The systemic risk designation dance

Virginie O'Shea, founder and chief executive of Firebrand Research, discusses latest report from ESMA and its fellow European-level regulators.
Your friendly neighbourhood regulators are having a bit of a moment, post-pandemic. The current fixation on bolstering the industry’s operational resilience has led them down a path and to the realisation that there are a lot of services out there that if taken out, could have a big impact on the markets. Market infrastructures have long been designated as “systemically important”—well, as long as the category has existed, that is—but what of the slew of other third-party services that are heavily used by everyone from hedge funds to investment banks?

The European Securities and Markets Authority (ESMA) has just published its latest report in conjunction with its fellow European-level regulators to update the regulatory and supervisory framework for what it calls the “digital age”. The report spends a lot of time reviewing how current and upcoming regulations have been designed with reducing systemic risk in mind.
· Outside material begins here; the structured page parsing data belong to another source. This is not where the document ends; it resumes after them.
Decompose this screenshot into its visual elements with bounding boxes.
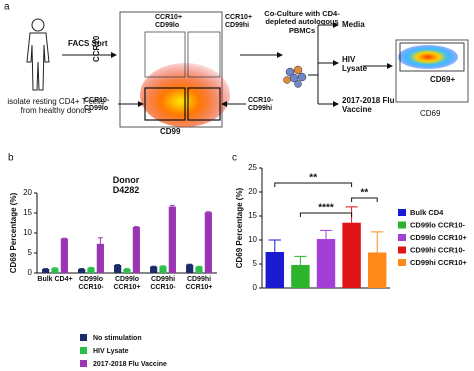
bar: [316, 239, 336, 288]
source-label: isolate resting CD4+ T cells from health…: [7, 97, 105, 115]
legend-label: Bulk CD4: [410, 208, 444, 217]
x-tick-label: CD99hi CCR10-: [150, 276, 176, 292]
error-bar: [169, 204, 175, 207]
bar: [78, 269, 86, 273]
significance-label: ****: [318, 203, 334, 214]
y-tick-label: 15: [23, 208, 32, 217]
gate: [144, 31, 186, 78]
error-bar: [319, 229, 333, 240]
significance-label: **: [361, 188, 369, 199]
gate-label: CCR10+ CD99hi: [225, 14, 253, 29]
condition-label: 2017-2018 Flu Vaccine: [342, 96, 395, 114]
coculture-label: Co-Culture with CD4-depleted autologous …: [264, 9, 340, 35]
x-tick-label: CD99lo CCR10-: [78, 276, 104, 292]
bar: [342, 222, 361, 288]
error-bar: [371, 231, 384, 253]
error-bar: [268, 239, 281, 252]
legend-label: No stimulation: [93, 335, 142, 342]
significance-label: **: [309, 173, 317, 184]
legend-swatch: [398, 246, 406, 254]
legend-label: HIV Lysate: [93, 348, 129, 355]
y-tick-label: 20: [23, 188, 32, 197]
legend-label: CD99hi CCR10-: [410, 245, 466, 254]
significance-bracket: [274, 182, 353, 187]
legend-label: CD99lo CCR10-: [410, 220, 466, 229]
gate: [399, 42, 465, 72]
chart-title: Donor D4282: [112, 175, 140, 195]
bar: [195, 266, 203, 273]
legend-label: 2017-2018 Flu Vaccine: [93, 361, 167, 368]
panel-label: c: [232, 153, 237, 164]
person-icon: [26, 18, 50, 91]
y-tick-label: 20: [248, 187, 257, 196]
bar: [150, 266, 158, 273]
x-tick-label: CD99hi CCR10+: [185, 276, 213, 292]
bar: [51, 268, 59, 273]
bar: [265, 252, 285, 288]
y-tick-label: 15: [248, 211, 257, 220]
panel-label: a: [4, 2, 10, 13]
bar: [168, 206, 176, 273]
legend-swatch: [398, 234, 406, 241]
legend-swatch: [80, 360, 87, 367]
significance-bracket: [351, 197, 378, 202]
legend-swatch: [80, 347, 87, 354]
bar: [186, 264, 194, 273]
gate: [187, 31, 221, 78]
x-tick-label: CD99lo CCR10+: [113, 276, 141, 292]
condition-label: Media: [342, 20, 365, 29]
gate-label: CD69+: [430, 75, 456, 84]
y-tick-label: 0: [28, 268, 33, 277]
bar: [123, 269, 131, 273]
y-axis-label: CD69 Percentage (%): [9, 192, 18, 273]
gate-label: CCR10+ CD99lo: [155, 14, 183, 29]
axis-label: CD99: [160, 127, 181, 136]
y-tick-label: 5: [28, 248, 33, 257]
legend-label: CD99hi CCR10+: [410, 258, 468, 267]
bar: [159, 266, 167, 273]
bar: [96, 243, 104, 273]
y-tick-label: 5: [253, 259, 258, 268]
y-tick-label: 10: [248, 235, 257, 244]
legend-swatch: [398, 259, 406, 266]
panel-label: b: [8, 153, 14, 164]
bar: [60, 238, 68, 273]
error-bar: [97, 237, 103, 244]
y-tick-label: 0: [253, 283, 258, 292]
axis-label: CCR10: [92, 35, 101, 62]
legend-swatch: [398, 221, 406, 229]
gate: [144, 87, 186, 121]
bar: [367, 252, 387, 288]
condition-label: HIV Lysate: [342, 55, 368, 73]
bar: [87, 267, 95, 273]
legend-swatch: [80, 334, 87, 341]
bar: [204, 212, 212, 273]
step-label: FACS Sort: [68, 39, 108, 48]
y-tick-label: 10: [23, 228, 32, 237]
bar: [114, 265, 122, 273]
cells-icon: [283, 65, 307, 88]
y-axis-label: CD69 Percentage (%): [235, 187, 244, 268]
error-bar: [294, 255, 307, 265]
gate-label: CCR10- CD99hi: [248, 97, 274, 112]
flow-density: [398, 45, 458, 69]
y-tick-label: 25: [248, 163, 257, 172]
gate-label: CCR10- CD99lo: [84, 97, 110, 112]
legend-swatch: [398, 209, 406, 216]
bar: [42, 269, 50, 273]
gate: [187, 87, 221, 121]
bar: [132, 227, 140, 273]
significance-bracket: [299, 212, 353, 217]
axis-label: CD69: [420, 109, 441, 118]
x-tick-label: Bulk CD4+: [37, 276, 73, 283]
bar: [291, 264, 310, 288]
legend-label: CD99lo CCR10+: [410, 233, 468, 242]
The Digital Operational Resilience Act (also known as DORA the operational risk explorer) is one such piece of incoming regulation that is focused on improving the resilience of the industry by increasing transparency around cybersecurity and introducing new requirements to that end. ESMA and co note in the report however, that their recent digital finance outreach has highlighted a lot of other areas that are poorly covered by the current regulatory setup.

One such area is third party, centralised post-trade services within the realm of derivatives. In the report, ESMA indicates that it feels services including (but, importantly, not limited to) “affirmation, confirmation, compression, margin optimisation, margin call management etc.” have grown in influence and scope to such an extent that they may pose a systemic risk. The report highlights TriOptima as a key example of a provider that is a “dominant provider within a segment,” namely its compression services.

The main criteria ESMA is considering for designation under this bracket appears to be firms that aren’t currently regulated for “risk reduction services” and aren’t currently captured by standard outsourcing rule requirements. Now, risk reduction services is a very broad area and the list of post-trade services isn’t as yet definitive, but this could capture a lot of different vendor managed services, especially if the scope expands beyond derivatives markets.

Vendor consolidation has been rife over the last few decades and there are numerous areas that feature only a small group of providers, with one dominant over the others. For certain, the services being offered by Osttra will be under review, likewise those of other megavendors operating in the space. But will ESMA extend its view even further? What about those “utilities” that have been set up since the last financial crisis?

How will being designated as systemically important impact these vendors’ day-to-day operations? More oversight is a given, but will they need to go multicloud? Will they need to increase their investment in business continuity further? Will they have to review and alter their client and service level agreements? There are a lot of questions to be answered, but expect this to be a big topic in 2022.